Se è vero che un velo copre l'evidenza di un cuore innocente, occorre fuggire, nascondersi sotto la maschera dell'Autore: la scrittura è la misura che, sopprimendo l'immediato, rende possibile un futuro ritorno all'immediatezza. L'opera, quindi, non è altro che un'effimera mediazione tra due silenzi, l'espressione provvisoria della solitudine di chi, avendo perso il paradiso, non ha mai rinunciato del tutto al ritorno. E se, infine, Rousseau finisce per essere condannato alla solitudine, se viene murato per sempre nei limiti della sua Opera, non sarà stato per sua decisione, ma per il “lavoro” del velo e dell'ostacolo che ha finito per essere gettato tra lui e l'umanità. .

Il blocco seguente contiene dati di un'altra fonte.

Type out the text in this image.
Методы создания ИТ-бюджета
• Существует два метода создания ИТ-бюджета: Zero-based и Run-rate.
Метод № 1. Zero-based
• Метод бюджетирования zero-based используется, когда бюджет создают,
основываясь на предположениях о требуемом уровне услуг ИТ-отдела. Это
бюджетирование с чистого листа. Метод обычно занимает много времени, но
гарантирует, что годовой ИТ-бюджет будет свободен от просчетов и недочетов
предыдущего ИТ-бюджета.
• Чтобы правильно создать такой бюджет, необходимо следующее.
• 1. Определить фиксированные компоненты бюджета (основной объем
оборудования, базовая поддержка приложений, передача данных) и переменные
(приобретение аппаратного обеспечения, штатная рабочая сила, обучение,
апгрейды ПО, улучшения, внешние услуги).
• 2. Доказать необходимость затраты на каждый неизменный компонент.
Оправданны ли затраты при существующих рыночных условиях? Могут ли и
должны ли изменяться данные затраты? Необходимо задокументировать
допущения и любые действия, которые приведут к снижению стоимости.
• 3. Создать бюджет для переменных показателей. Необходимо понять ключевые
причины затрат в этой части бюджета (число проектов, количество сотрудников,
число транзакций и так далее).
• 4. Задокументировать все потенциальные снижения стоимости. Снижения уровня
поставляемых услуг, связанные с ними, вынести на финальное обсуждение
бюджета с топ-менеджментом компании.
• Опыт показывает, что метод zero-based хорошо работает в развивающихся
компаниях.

Non è in termini simili che Proust definisce la traiettoria di Elstir? Lì ritroveremo anche lo stesso itinerario percorso da Rousseau (così come possiamo ricostruirlo, grazie a Starobinski), dal primo progetto di scrittura per ritrovare la presenza immediata sotto lo sguardo benevolo degli “dei”, alla solitudine e calma finale delle “Rêveries”: la solitudine provvisoria scopre il valore assoluto della solitudine e finisce per diventare indifferente all'Altro, “come se fosse atterrato su un pianeta straniero”.

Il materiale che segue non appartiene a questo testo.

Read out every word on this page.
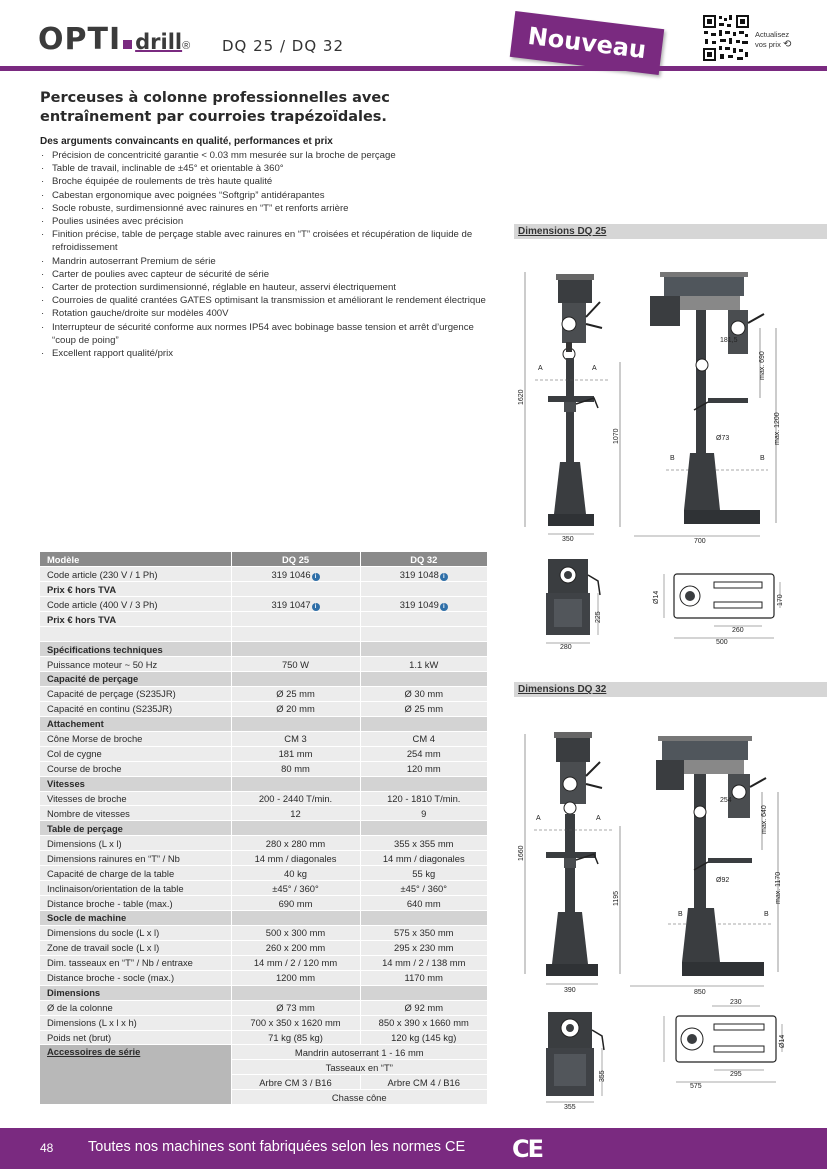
OPTI drill ® DQ 25 / DQ 32	Nouveau	Actualisez vos prix ⟲
Perceuses à colonne professionnelles avec entraînement par courroies trapézoïdales.
Des arguments convaincants en qualité, performances et prix
· Précision de concentricité garantie < 0.03 mm mesurée sur la broche de perçage
· Table de travail, inclinable de ±45° et orientable à 360°
· Broche équipée de roulements de très haute qualité
· Cabestan ergonomique avec poignées “Softgrip” antidérapantes
· Socle robuste, surdimensionné avec rainures en “T” et renforts arrière
· Poulies usinées avec précision
· Finition précise, table de perçage stable avec rainures en “T” croisées et récupération de liquide de refroidissement
· Mandrin autoserrant Premium de série
· Carter de poulies avec capteur de sécurité de série
· Carter de protection surdimensionné, réglable en hauteur, asservi électriquement
· Courroies de qualité crantées GATES optimisant la transmission et améliorant le rendement électrique
· Rotation gauche/droite sur modèles 400V
· Interrupteur de sécurité conforme aux normes IP54 avec bobinage basse tension et arrêt d’urgence “coup de poing”
· Excellent rapport qualité/prix
Dimensions DQ 25
1620
1070
A	A
350
181,5
max. 690
max. 1200
Ø73
B	B
700
225
280
Ø14	170
260
500
Dimensions DQ 32
1660
1195
A	A
390
254
max. 640
max. 1170
Ø92
B	B
850
355
355
230
Ø14
295
575
Modèle	DQ 25	DQ 32
Code article (230 V / 1 Ph)	319 1046 i	319 1048 i
Prix € hors TVA		
Code article (400 V / 3 Ph)	319 1047 i	319 1049 i
Prix € hors TVA		

Spécifications techniques		
Puissance moteur ~ 50 Hz	750 W	1.1 kW
Capacité de perçage		
Capacité de perçage (S235JR)	Ø 25 mm	Ø 30 mm
Capacité en continu (S235JR)	Ø 20 mm	Ø 25 mm
Attachement		
Cône Morse de broche	CM 3	CM 4
Col de cygne	181 mm	254 mm
Course de broche	80 mm	120 mm
Vitesses		
Vitesses de broche	200 - 2440 T/min.	120 - 1810 T/min.
Nombre de vitesses	12	9
Table de perçage		
Dimensions (L x l)	280 x 280 mm	355 x 355 mm
Dimensions rainures en “T” / Nb	14 mm / diagonales	14 mm / diagonales
Capacité de charge de la table	40 kg	55 kg
Inclinaison/orientation de la table	±45° / 360°	±45° / 360°
Distance broche - table (max.)	690 mm	640 mm
Socle de machine		
Dimensions du socle (L x l)	500 x 300 mm	575 x 350 mm
Zone de travail socle (L x l)	260 x 200 mm	295 x 230 mm
Dim. tasseaux en “T” / Nb / entraxe	14 mm / 2 / 120 mm	14 mm / 2 / 138 mm
Distance broche - socle (max.)	1200 mm	1170 mm
Dimensions		
Ø de la colonne	Ø 73 mm	Ø 92 mm
Dimensions (L x l x h)	700 x 350 x 1620 mm	850 x 390 x 1660 mm
Poids net (brut)	71 kg (85 kg)	120 kg (145 kg)
Accessoires de série	Mandrin autoserrant 1 - 16 mm	
	Tasseaux en “T”	
	Arbre CM 3 / B16	Arbre CM 4 / B16
	Chasse cône	
48 Toutes nos machines sont fabriquées selon les normes CE CE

* Bento Prado jr. (1937-2007) è stato professore di filosofia all'Università Federale di São Carlos. Autore, tra gli altri libri, di alcuni saggi (Pace e Terra).
Originariamente pubblicato sul giornale Folha de S. Paul, rivista lettere, il 11 gennaio 1992.
Riferimento
Jean Starobinski. La trasparenza e l'ostacolo. Traduzione: Maria Lucia Machado. San Paolo, Companhia das Letras, 428 pagine.